The Pogues

From Academic Kids

The Pogues were a popular Irish folk rock band of the 1980s and 90s. They had a strong following, providing music which remains largely unique to this day.

The Pogues were founded in London in 1982 as Pogue Mahone — "pogue mahone" being the Anglicization of the Irish póg mo thóin, meaning "kiss my arse." The band specialised in Irish folk music often played with the energy of the punk rock scene from which several of the members had their roots.

Their politically-tinged music was reminiscent of The Clash, with whom they played (Joe Strummer produced one of their albums), and utilised traditional Irish instruments such as the tin whistle, banjo mandolin, accordion, and more. In the later incarnations of the band, after the departure of Shane MacGowan, electronic instruments such as the electric guitar would become more prevalent.

Shane MacGowan (vocals), Jim Fearnley (accordion) and Spider Stacy (tin whistle) were the original members of the Pogues, in the days when they busked on the streets of London. During this time they added Jeremy 'Jem' Finer (guitar, banjo), Cait O'Riordan (bass) and Andrew Ranken (drums). The band rapidly developed a reputation, started releasing some indie work, and ended up opening for The Clash on tour in 1984. Shortening their name to "The Pogues" due to lack of radio play for the curse in their name, they released their first album Red Roses for Me in 1985.

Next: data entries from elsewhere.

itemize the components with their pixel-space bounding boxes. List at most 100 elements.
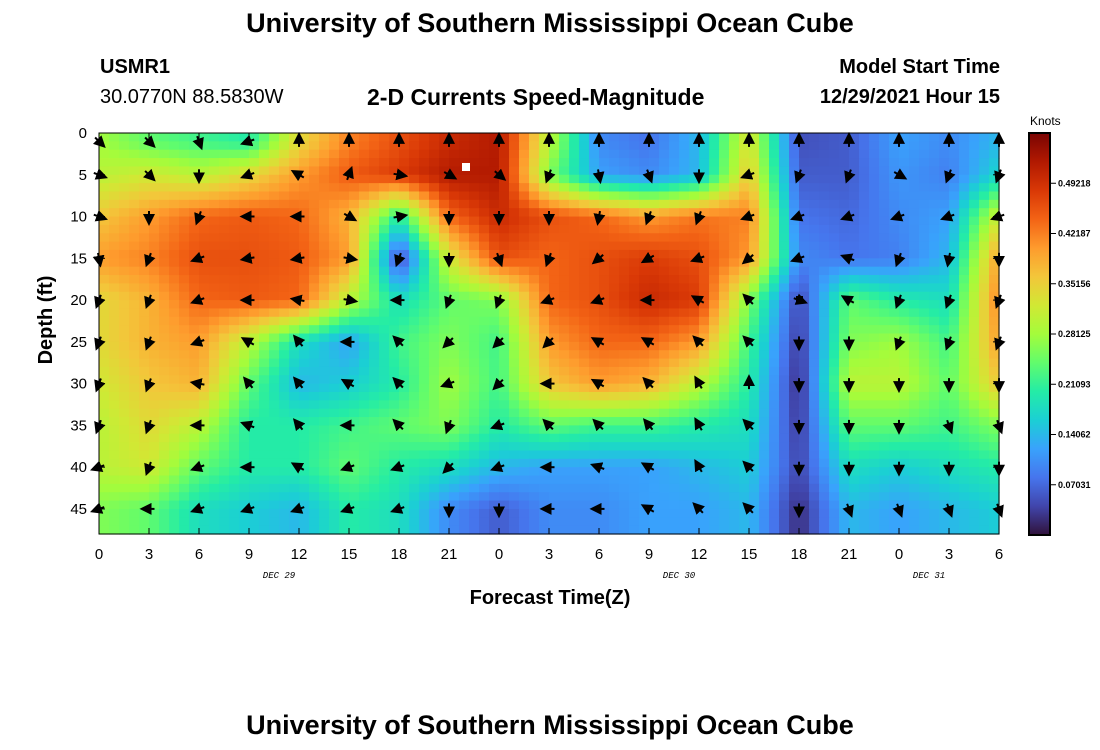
heatmap-cell [819,208,830,218]
heatmap-cell [739,233,750,243]
heatmap-cell [249,158,260,168]
heatmap-cell [849,149,860,159]
heatmap-cell [249,283,260,293]
heatmap-cell [119,425,130,435]
heatmap-cell [179,158,190,168]
heatmap-cell [449,442,460,452]
heatmap-cell [909,300,920,310]
heatmap-cell [879,358,890,368]
heatmap-cell [969,408,980,418]
heatmap-cell [579,291,590,301]
heatmap-cell [639,266,650,276]
heatmap-cell [279,233,290,243]
heatmap-cell [889,283,900,293]
heatmap-cell [219,375,230,385]
heatmap-cell [179,450,190,460]
heatmap-cell [719,149,730,159]
heatmap-cell [379,467,390,477]
heatmap-cell [749,433,760,443]
heatmap-cell [889,458,900,468]
heatmap-cell [489,350,500,360]
heatmap-cell [399,408,410,418]
heatmap-cell [99,383,110,393]
heatmap-cell [659,258,670,268]
heatmap-cell [859,350,870,360]
heatmap-cell [929,275,940,284]
heatmap-cell [849,525,860,535]
heatmap-cell [529,291,540,301]
heatmap-cell [349,283,360,293]
heatmap-cell [619,158,630,168]
heatmap-cell [199,283,210,293]
heatmap-cell [569,166,580,176]
heatmap-cell [649,433,660,443]
heatmap-cell [589,325,600,335]
heatmap-cell [529,300,540,310]
heatmap-cell [519,199,530,209]
heatmap-cell [309,358,320,368]
heatmap-cell [209,249,220,259]
heatmap-cell [529,316,540,326]
heatmap-cell [309,500,320,510]
heatmap-cell [549,450,560,460]
heatmap-cell [729,233,740,243]
heatmap-cell [979,183,990,193]
heatmap-cell [819,475,830,485]
heatmap-cell [789,358,800,368]
heatmap-cell [119,483,130,493]
heatmap-cell [959,442,970,452]
heatmap-cell [519,425,530,435]
heatmap-cell [339,199,350,209]
heatmap-cell [649,525,660,535]
heatmap-cell [649,325,660,335]
heatmap-cell [759,233,770,243]
y-tick-label: 25 [70,334,87,351]
heatmap-cell [419,417,430,426]
heatmap-cell [299,391,310,401]
heatmap-cell [199,199,210,209]
heatmap-cell [629,183,640,193]
heatmap-cell [689,233,700,243]
heatmap-cell [309,408,320,418]
heatmap-cell [969,341,980,351]
heatmap-cell [719,199,730,209]
heatmap-cell [979,233,990,243]
heatmap-cell [569,433,580,443]
heatmap-cell [349,241,360,251]
heatmap-cell [379,216,390,226]
heatmap-cell [409,233,420,243]
heatmap-cell [209,483,220,493]
heatmap-cell [989,158,1000,168]
heatmap-cell [559,208,570,218]
heatmap-cell [879,475,890,485]
heatmap-cell [859,258,870,268]
heatmap-cell [299,475,310,485]
heatmap-cell [459,224,470,234]
heatmap-cell [669,133,680,142]
heatmap-cell [459,525,470,535]
heatmap-cell [129,208,140,218]
heatmap-cell [309,366,320,376]
heatmap-cell [449,408,460,418]
current-arrow [189,378,205,390]
heatmap-cell [359,291,370,301]
heatmap-cell [879,266,890,276]
heatmap-cell [139,191,150,201]
heatmap-cell [649,241,660,251]
heatmap-cell [429,442,440,452]
heatmap-cell [529,166,540,176]
heatmap-cell [329,383,340,393]
heatmap-cell [769,475,780,485]
heatmap-cell [629,316,640,326]
heatmap-cell [539,492,550,502]
heatmap-cell [829,391,840,401]
heatmap-cell [139,508,150,518]
heatmap-cell [929,358,940,368]
heatmap-cell [499,517,510,527]
heatmap-cell [429,183,440,193]
heatmap-cell [839,508,850,518]
heatmap-cell [989,525,1000,535]
heatmap-cell [499,417,510,426]
heatmap-cell [219,233,230,243]
heatmap-cell [609,174,620,184]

Phil Chevron (guitar) joined the group soon after, then with the aid of punk and new wave forefather Elvis Costello they recorded the follow up, Rum Sodomy & the Lash, in 1985 (The album title is a reply attributed to Winston Churchill and others in describing the Royal Navy). The album cover featured The Raft of the Medusa, though the faces on the characters in Géricault's painting have been replaced with those of the band members. While the first album had featured a higher percentage of traditional songs, Shane MacGowan came into his own as a songwriter with this disc, offering up remarkable pieces of poetic story-telling, such as "The Sick Bed of Cúchulaínn" and "The Old Main Drag," as well as definitive interpretations of Ewan MacColl's "Dirty Old Town" and Eric Bogle's "And the Band Played Waltzing Matilda," the latter of which has become more popular than the original recording.

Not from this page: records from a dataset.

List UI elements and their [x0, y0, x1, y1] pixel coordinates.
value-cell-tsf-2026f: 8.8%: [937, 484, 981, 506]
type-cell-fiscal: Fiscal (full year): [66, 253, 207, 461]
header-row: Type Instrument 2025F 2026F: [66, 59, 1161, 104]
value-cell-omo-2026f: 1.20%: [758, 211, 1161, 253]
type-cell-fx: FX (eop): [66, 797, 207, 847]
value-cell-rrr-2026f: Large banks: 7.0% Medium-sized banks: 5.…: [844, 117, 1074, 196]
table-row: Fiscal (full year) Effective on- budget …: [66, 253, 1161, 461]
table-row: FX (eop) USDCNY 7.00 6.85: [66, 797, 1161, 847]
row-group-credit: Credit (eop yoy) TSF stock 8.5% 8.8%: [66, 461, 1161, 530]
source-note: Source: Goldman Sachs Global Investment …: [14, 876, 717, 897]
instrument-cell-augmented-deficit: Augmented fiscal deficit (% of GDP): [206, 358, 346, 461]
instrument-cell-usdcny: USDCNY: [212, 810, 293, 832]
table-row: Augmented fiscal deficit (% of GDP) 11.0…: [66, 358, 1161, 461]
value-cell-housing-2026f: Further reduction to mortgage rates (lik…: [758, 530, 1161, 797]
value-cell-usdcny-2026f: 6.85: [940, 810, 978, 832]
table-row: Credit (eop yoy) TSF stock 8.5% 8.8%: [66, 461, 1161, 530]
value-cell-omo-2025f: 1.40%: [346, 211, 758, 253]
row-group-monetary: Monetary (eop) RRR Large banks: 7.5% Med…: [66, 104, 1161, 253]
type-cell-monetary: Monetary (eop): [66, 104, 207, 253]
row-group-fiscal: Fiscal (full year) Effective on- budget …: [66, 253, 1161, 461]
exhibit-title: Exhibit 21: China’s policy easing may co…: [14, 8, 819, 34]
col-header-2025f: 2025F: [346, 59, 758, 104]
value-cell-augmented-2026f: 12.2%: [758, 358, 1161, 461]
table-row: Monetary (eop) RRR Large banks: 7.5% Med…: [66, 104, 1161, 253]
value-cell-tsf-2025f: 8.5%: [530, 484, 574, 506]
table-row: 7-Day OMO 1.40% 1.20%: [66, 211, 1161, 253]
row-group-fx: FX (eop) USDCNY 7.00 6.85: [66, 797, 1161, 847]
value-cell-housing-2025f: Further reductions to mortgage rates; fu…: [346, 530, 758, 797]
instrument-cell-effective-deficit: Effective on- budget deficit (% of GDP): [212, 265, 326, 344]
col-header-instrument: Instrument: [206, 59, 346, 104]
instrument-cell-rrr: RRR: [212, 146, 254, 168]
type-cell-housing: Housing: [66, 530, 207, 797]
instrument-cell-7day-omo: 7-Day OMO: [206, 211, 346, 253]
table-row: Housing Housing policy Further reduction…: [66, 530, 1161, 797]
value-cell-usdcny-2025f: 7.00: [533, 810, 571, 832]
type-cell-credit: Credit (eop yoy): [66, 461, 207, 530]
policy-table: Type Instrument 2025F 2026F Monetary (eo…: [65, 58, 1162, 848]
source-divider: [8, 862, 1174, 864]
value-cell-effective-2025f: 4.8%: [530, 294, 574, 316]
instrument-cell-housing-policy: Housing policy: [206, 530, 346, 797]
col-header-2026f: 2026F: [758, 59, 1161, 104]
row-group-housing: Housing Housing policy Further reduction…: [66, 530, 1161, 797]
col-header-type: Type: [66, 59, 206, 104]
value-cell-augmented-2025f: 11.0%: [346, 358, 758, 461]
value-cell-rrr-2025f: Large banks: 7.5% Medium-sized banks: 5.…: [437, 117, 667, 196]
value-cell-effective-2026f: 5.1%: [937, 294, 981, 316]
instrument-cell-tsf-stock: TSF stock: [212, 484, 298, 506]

The band failed to take advantage of the momentum created by the strong artistic and commercial success of their second album. They first refused to record another album (offering up the 4 track EP Poguetry in Motion instead); O'Riordan married Costello and left the band, to be replaced by bassist Darryl Hunt; and they added a multi-instrumentalist in Terry Woods, fomerly of Steeleye Span. Looming over the band at this period (as throughout their entire career) was the increasingly erratic behaviour of their vocalist, principal songwriter and creative visionary, Shane MacGowan.

They managed to get things together to record If I Should Fall from Grace with God in 1988 (with its Christmas hit duet with Kirsty MacColl "Fairytale of New York") and 1989's Peace and Love. The band was at the peak of its commercial success, but MacGowan was spiralling out of control (especially notable during an appearance on the US Saturday Night Live). Their next album Hell's Ditch, produced by The Clash's Joe Strummer, featured Stacy and Finer handling some of the vocal duties. MacGowan and the band parted company in 1991.

With his departure, the band was thrown into a state of flux. Without their singer, vocal duties were for a time handled by Joe Strummer, before Stacy finally took over permanently. Two politely received but disappointing albums followed until 1996 when the Pogues disbanded. Though he came with strings attached, few would argue that without MacGowan, The Pogues were a band lacking a leader and in search of creative direction.

Shane MacGowan remains the sole member of the band in the spotlight, having founded The Popes (AKA Shane MacGowan and The Popes) in 1994. His autobiography, A Drink With Shane MacGowan, co-written with his journalist girlfriend appeared in 2001.

The band, including MacGowan, re-formed for a Christmas tour in 2001 and performed 9 shows in the UK in December 2004. In 2002 Q magazine named The Pogues as one of the "50 Bands To See Before You Die".